In the new regime the self-policing function of journalism, or even the watchdog function of bloggers and other independent fact-checkers would be discarded in favor of government-based oversight. The charter suggests a “Truth in Journalism” law along the lines of “Truth in Advertising” regulations “whereby the FCC is required by law to report on journalistic errors and intentional deception.” But being able to prove intentional deception would involve giving the FCC a broad array of investigative powers. Chilling effect, schmilling effect.

For those media consumers who lack critical thinking skills, fear not. The charter asserts that “a clear distinction must be made between informative fact-based programs and columns, and op-ed programs and columns.” Most people tend to pick up these differences on their own – in case you were wondering, Washington Times opinion articles are in a separate section clearly marked “Commentary.” But the authors of the charter are interested in protecting the lowest common denominator media consumer from accidentally mistaking opinion for fact, or maybe vice-versa. The charter suggests “warning stamps required next to the program stamps letting people know if the program is opinion based vs fact,” which is really a false dichotomy since any opinions worth reading have a strong factual basis. Besides, the problem in the media today is not fact-based opinion, but opinion-based facts.

There was a disagreement over how the press should handle war reporting. One poster suggested mandating “no reporting on wars, like the 60’s - misleads us into forgetting about military expenses.” It’s hard to understand what this means exactly since in the 1960s there was a lot of reporting on wars, Vietnam in particular, and it did anything but make people forget military expenses. But another poster took issue with this proposed bit of censorship, arguing “there will be no war, so that’s moot. The government will have one media center in which it broadcasts/reports on its news.
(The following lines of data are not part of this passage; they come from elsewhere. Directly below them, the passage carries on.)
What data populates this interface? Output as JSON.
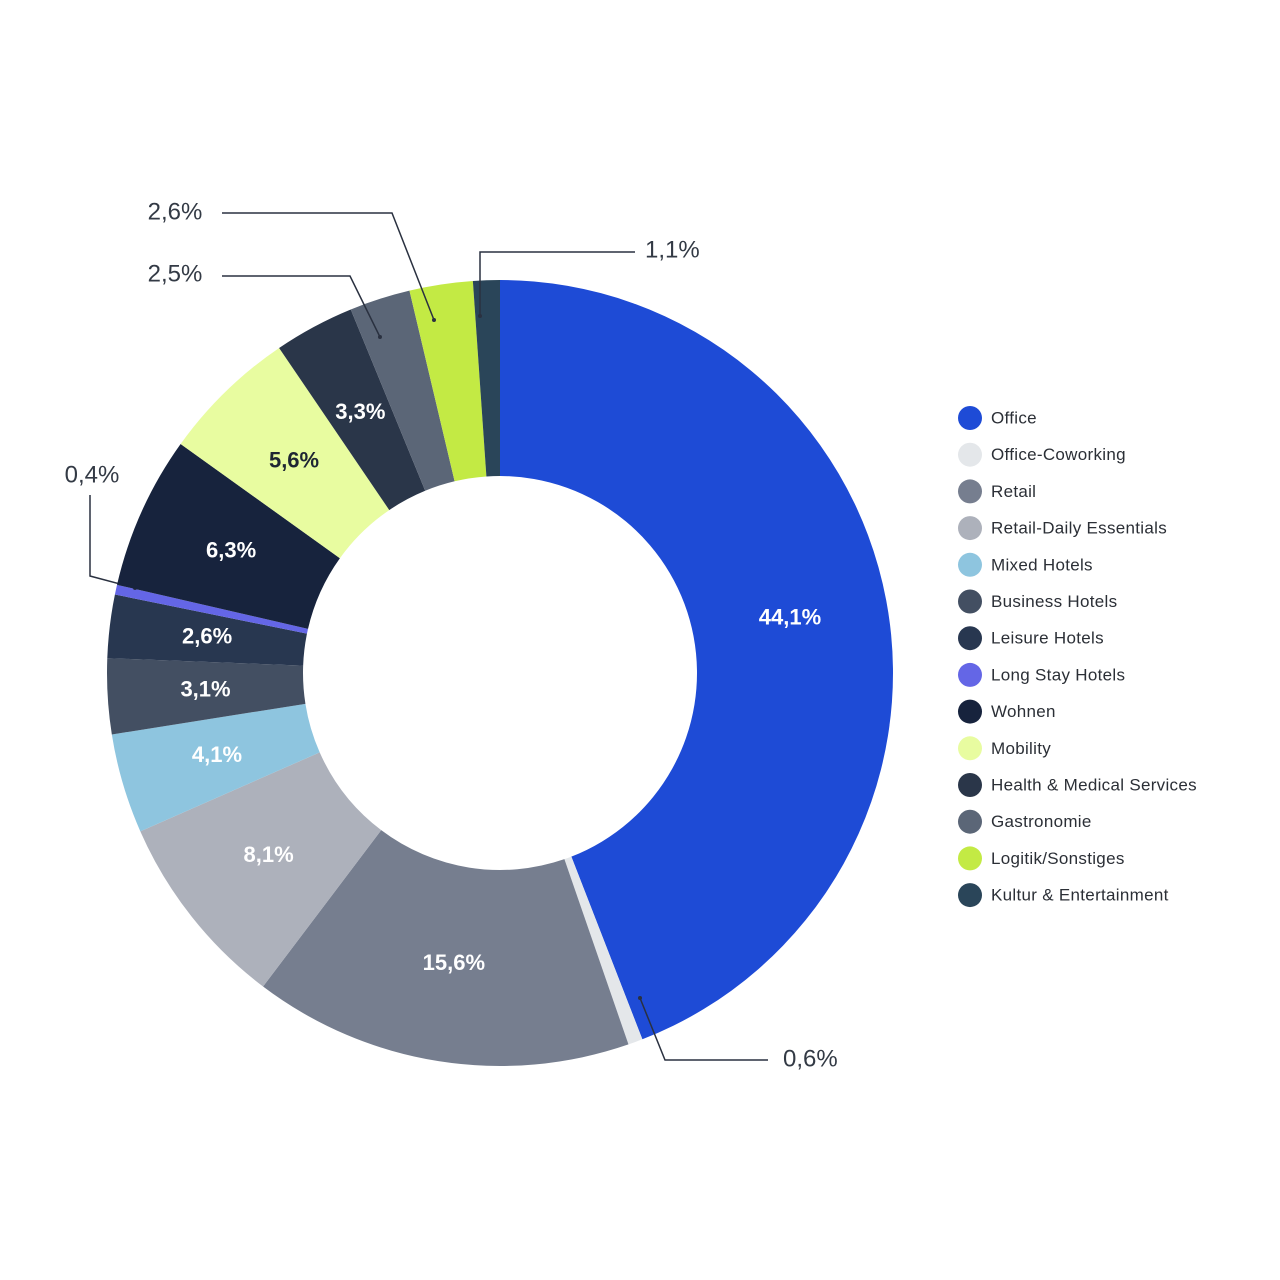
{
  "chart_data": {
    "type": "donut",
    "series": [
      {
        "name": "Office",
        "color": "#1e4bd6",
        "values": [
          44.1
        ],
        "value_labels": [
          "44,1%"
        ]
      },
      {
        "name": "Office-Coworking",
        "color": "#e4e7ea",
        "values": [
          0.6
        ],
        "value_labels": [
          "0,6%"
        ]
      },
      {
        "name": "Retail",
        "color": "#767e8f",
        "values": [
          15.6
        ],
        "value_labels": [
          "15,6%"
        ]
      },
      {
        "name": "Retail-Daily Essentials",
        "color": "#adb1bb",
        "values": [
          8.1
        ],
        "value_labels": [
          "8,1%"
        ]
      },
      {
        "name": "Mixed Hotels",
        "color": "#8ec5df",
        "values": [
          4.1
        ],
        "value_labels": [
          "4,1%"
        ]
      },
      {
        "name": "Business Hotels",
        "color": "#434f62",
        "values": [
          3.1
        ],
        "value_labels": [
          "3,1%"
        ]
      },
      {
        "name": "Leisure Hotels",
        "color": "#283750",
        "values": [
          2.6
        ],
        "value_labels": [
          "2,6%"
        ]
      },
      {
        "name": "Long Stay Hotels",
        "color": "#6466e6",
        "values": [
          0.4
        ],
        "value_labels": [
          "0,4%"
        ]
      },
      {
        "name": "Wohnen",
        "color": "#17233d",
        "values": [
          6.3
        ],
        "value_labels": [
          "6,3%"
        ]
      },
      {
        "name": "Mobility",
        "color": "#e8fca0",
        "values": [
          5.6
        ],
        "value_labels": [
          "5,6%"
        ]
      },
      {
        "name": "Health & Medical Services",
        "color": "#2a3649",
        "values": [
          3.3
        ],
        "value_labels": [
          "3,3%"
        ]
      },
      {
        "name": "Gastronomie",
        "color": "#5b6677",
        "values": [
          2.5
        ],
        "value_labels": [
          "2,5%"
        ]
      },
      {
        "name": "Logitik/Sonstiges",
        "color": "#c3ea44",
        "values": [
          2.6
        ],
        "value_labels": [
          "2,6%"
        ]
      },
      {
        "name": "Kultur & Entertainment",
        "color": "#2a4559",
        "values": [
          1.1
        ],
        "value_labels": [
          "1,1%"
        ]
      }
    ]
  }
}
Who do these warmongers think are going to attack us?” Well, regardless of who the attacker is, if they mount a first strike on the government’s “one media center” no Americans will even know there is a war on.

The charter adds, helpfully, that “There is no democracy without the free flow of information.” Which argues against 99% of what the occupiers are proposing.

Government Mandated Warning: The Robbins Report is the completely biased opinion of one increasingly perplexed writer.